The truck started forward once again, and I thought about what I’d just told her.
She hadn’t freaked out, nor had she given me false platitudes.
It was what it was, and there wasn’t a single thing in the world that would make it better. Telling me it would ‘be okay’ like so many others had might’ve made me a little brassed off.
But she hadn’t said those words.
She hadn’t said anything, really.
And that was what made me feel kind of happy.
She didn’t want to lie.
Because it would never be okay.
I was never going to be okay.
I still had nightmares about that night.
Would forever have nightmares if it continued as my life had been previously.
“Where are we?” I asked when we rounded the corner to a small clearing where a rather large house sat in the middle of the open field.
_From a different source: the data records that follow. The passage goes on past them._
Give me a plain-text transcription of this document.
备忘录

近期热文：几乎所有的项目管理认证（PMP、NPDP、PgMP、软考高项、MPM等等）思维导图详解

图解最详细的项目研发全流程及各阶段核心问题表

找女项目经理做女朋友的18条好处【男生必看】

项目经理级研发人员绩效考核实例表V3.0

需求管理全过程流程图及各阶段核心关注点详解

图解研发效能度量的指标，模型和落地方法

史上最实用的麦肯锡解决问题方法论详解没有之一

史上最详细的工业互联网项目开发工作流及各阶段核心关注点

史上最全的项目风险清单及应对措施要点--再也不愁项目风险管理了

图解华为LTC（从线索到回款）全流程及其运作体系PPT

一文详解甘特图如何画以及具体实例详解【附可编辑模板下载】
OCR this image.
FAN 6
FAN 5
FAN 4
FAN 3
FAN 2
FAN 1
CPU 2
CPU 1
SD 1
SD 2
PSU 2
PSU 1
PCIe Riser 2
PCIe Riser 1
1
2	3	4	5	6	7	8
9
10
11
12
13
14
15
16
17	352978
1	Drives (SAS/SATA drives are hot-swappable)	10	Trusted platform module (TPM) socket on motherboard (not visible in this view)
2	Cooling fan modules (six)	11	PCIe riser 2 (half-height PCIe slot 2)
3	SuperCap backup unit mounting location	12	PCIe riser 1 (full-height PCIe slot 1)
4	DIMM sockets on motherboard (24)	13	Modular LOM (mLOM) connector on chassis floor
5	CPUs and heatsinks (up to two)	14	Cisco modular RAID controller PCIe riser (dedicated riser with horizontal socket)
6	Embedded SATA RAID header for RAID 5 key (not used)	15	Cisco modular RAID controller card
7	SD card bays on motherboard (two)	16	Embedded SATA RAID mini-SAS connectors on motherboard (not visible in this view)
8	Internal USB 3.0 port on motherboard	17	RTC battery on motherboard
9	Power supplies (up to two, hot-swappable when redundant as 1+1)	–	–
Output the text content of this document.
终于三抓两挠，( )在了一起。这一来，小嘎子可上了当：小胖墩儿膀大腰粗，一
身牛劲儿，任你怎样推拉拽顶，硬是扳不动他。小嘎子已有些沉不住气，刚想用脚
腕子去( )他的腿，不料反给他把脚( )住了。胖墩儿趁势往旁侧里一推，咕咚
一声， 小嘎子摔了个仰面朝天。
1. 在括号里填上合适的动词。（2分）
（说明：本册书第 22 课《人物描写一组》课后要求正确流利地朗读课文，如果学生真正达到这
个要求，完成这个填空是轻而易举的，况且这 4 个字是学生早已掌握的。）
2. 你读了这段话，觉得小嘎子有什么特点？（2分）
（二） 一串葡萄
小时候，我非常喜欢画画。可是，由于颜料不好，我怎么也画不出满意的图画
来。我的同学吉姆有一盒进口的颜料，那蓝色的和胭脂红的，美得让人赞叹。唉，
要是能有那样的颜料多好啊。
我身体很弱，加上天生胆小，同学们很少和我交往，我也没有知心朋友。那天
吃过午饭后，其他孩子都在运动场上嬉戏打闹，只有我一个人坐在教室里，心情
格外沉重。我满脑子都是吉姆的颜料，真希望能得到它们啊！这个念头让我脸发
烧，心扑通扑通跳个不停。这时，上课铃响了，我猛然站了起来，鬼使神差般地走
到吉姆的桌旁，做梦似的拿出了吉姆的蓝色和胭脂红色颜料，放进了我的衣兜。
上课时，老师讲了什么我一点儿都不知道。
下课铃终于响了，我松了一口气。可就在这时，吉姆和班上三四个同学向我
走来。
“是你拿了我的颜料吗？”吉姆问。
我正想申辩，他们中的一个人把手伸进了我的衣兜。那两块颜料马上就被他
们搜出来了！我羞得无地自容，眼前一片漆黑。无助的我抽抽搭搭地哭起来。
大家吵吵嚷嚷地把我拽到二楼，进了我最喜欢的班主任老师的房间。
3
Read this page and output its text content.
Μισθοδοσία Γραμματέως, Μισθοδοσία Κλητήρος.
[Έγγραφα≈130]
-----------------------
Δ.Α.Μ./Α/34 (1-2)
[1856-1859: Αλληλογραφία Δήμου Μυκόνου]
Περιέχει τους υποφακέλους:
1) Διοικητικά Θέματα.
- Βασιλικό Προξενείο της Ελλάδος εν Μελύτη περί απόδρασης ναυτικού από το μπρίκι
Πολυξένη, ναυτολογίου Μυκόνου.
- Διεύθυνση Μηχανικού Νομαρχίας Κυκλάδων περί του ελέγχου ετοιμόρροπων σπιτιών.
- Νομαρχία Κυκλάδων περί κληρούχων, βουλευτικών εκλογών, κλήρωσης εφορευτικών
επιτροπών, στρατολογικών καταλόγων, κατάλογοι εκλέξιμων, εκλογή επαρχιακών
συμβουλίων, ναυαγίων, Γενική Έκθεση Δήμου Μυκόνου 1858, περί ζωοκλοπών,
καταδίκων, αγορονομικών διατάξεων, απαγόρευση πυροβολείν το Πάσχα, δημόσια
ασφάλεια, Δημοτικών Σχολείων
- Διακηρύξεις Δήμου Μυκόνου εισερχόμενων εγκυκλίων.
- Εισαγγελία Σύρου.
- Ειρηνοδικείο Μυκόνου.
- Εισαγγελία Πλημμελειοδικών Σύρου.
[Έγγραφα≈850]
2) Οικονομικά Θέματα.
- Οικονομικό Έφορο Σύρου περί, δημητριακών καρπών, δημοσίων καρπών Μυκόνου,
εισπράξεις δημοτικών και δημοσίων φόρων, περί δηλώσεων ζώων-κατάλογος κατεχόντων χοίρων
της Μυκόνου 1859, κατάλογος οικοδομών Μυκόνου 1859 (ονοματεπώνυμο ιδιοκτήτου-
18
“I have a friend,” she said as she got out. “I texted him while we were in the meeting with your ex-lawyer to tell him we were coming over.”
I blinked.
“Okay,” I drawled. “Why?”
She gestured for me to get out, so I did, not thinking to question her at all.
“Because I feel like we can use his help,” she said as a large man came out onto the front porch and crossed his arms over his barrel chest. “That’s Todd Masterson.”